I would love to continue to make films for this specific canon, because it’s something that has always meant so much to me. It was the sign to me of a community outside of just the people I knew in my real life—that there are so many people out there who love stuff like this. Those are my people, because I love it too from such a young age. So I feel like I always view it as more of a tonal thing than even a content thing, and that’s really what I love about it. So many films loved and admired by the queer community were completely shit on by the masses at large. My dream is to combine some of that campiness or low culture that so much of the queer community loves with something a bit more high-brow but where people understand what I’m going for.

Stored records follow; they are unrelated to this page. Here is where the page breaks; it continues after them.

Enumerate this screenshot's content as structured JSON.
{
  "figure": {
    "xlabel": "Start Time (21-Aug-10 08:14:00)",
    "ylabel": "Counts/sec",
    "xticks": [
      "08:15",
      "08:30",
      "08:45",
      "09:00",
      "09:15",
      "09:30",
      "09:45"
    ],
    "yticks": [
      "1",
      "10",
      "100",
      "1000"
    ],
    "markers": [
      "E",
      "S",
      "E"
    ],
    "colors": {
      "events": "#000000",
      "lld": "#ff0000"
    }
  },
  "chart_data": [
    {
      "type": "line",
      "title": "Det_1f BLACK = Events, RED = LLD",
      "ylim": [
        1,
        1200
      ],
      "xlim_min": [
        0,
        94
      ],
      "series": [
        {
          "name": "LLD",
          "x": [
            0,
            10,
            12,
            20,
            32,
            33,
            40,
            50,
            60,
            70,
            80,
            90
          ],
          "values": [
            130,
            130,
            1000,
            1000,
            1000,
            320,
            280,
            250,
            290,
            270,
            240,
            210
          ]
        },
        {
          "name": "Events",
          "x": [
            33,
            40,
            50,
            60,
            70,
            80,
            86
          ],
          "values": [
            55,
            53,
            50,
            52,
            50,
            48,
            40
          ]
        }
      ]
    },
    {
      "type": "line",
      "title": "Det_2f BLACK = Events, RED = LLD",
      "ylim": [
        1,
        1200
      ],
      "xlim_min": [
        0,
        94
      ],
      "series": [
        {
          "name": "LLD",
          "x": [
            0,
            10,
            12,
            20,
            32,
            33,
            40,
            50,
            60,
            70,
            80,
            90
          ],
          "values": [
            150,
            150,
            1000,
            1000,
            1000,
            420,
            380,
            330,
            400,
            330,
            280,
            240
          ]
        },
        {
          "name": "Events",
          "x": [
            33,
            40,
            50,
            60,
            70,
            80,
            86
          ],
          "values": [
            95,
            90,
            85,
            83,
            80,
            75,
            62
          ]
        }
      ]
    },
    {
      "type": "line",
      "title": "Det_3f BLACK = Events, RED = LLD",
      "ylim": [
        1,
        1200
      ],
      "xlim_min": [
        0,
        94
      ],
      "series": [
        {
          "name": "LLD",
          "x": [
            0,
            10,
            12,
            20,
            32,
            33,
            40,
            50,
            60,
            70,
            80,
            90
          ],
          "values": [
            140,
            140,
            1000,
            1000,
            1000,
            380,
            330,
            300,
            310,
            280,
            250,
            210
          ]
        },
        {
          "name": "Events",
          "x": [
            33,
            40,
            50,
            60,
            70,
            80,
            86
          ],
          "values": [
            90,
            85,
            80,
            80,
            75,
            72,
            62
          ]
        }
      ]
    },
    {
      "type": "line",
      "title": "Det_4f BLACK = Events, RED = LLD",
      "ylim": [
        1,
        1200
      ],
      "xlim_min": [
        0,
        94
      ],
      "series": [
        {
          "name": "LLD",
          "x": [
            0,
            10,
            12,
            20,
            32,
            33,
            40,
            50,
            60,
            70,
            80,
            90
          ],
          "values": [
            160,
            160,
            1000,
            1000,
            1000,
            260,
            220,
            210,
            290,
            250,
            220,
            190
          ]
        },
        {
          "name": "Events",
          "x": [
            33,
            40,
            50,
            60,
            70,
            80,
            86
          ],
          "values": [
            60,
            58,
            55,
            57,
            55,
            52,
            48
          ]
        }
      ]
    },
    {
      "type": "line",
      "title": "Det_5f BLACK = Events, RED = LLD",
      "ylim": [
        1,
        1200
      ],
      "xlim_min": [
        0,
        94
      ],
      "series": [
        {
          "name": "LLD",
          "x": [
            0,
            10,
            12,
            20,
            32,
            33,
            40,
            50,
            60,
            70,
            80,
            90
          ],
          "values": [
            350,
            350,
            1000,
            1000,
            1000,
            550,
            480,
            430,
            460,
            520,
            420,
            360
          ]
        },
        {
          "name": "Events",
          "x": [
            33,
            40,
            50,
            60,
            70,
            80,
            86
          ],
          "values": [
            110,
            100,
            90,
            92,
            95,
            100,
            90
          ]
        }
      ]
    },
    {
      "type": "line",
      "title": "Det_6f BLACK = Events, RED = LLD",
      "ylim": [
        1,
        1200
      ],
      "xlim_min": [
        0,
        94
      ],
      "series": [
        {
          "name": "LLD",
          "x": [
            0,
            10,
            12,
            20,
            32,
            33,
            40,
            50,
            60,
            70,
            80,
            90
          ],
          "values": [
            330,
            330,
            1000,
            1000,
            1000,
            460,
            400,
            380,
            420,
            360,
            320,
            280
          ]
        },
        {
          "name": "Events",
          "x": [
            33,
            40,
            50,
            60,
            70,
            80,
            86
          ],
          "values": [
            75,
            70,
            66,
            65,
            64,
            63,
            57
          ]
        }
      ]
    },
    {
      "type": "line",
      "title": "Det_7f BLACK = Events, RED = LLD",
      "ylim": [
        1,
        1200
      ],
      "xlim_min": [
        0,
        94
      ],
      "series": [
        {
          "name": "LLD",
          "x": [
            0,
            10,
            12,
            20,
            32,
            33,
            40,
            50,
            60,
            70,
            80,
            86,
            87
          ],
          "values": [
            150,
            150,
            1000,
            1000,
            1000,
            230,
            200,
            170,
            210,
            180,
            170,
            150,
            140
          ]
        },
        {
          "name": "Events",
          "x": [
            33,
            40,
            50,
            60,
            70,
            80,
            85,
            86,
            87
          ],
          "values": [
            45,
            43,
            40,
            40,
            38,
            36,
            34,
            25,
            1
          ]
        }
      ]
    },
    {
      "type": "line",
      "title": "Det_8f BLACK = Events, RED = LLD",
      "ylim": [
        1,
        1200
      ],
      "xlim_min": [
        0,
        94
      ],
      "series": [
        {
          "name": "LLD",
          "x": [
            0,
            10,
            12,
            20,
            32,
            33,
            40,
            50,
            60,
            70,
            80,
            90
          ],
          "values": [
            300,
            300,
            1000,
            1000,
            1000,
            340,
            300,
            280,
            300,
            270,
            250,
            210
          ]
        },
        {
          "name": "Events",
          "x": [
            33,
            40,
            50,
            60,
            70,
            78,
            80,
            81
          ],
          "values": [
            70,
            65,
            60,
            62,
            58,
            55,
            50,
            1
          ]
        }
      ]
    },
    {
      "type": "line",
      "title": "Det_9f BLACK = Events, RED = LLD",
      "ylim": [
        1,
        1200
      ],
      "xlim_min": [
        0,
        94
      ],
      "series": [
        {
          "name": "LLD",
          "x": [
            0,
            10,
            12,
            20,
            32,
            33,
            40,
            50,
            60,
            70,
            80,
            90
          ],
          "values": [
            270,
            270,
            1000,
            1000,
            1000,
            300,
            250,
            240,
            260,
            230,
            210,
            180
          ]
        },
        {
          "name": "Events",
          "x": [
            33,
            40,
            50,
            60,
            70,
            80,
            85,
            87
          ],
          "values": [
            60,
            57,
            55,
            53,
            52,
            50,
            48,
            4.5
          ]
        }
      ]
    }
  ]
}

A lot of those films are always viewed as being unintentionally over-the-top—and maybe they were—but I love that kind of stuff.
Going back to the festival thing, I am actually writing a feature about a queer film festival—so that’s funny. I remember I said to my dad that all I really want for Gender Studies is for it to play a festival that’s not a queer film festival because I’ve never played one before. Again, I love those spaces, but I kind of wanted to break into something new. Exactly a week later to the day, I got the call from Sundance. It was like, “I didn’t even mean that!” But it is something that really does matter to me. I want films that exist in both spaces. There’s gonna be a different connection to and love of these movies in a queer space—but people can still love a movie for what it is and for the journey it took them on, even if they can’t relate to it. I don’t know anything about the ’50s in New York with the Jewish community, but I saw Marty Supreme! I want [film viewership] to constantly be growing in that way, and I want to always exist in both spaces as much as possible.
*****
Gender Studies is screening in the 2026 Sundance Film Festival’s Short Film Programme 2 through the end of the festival (22 January–1 February).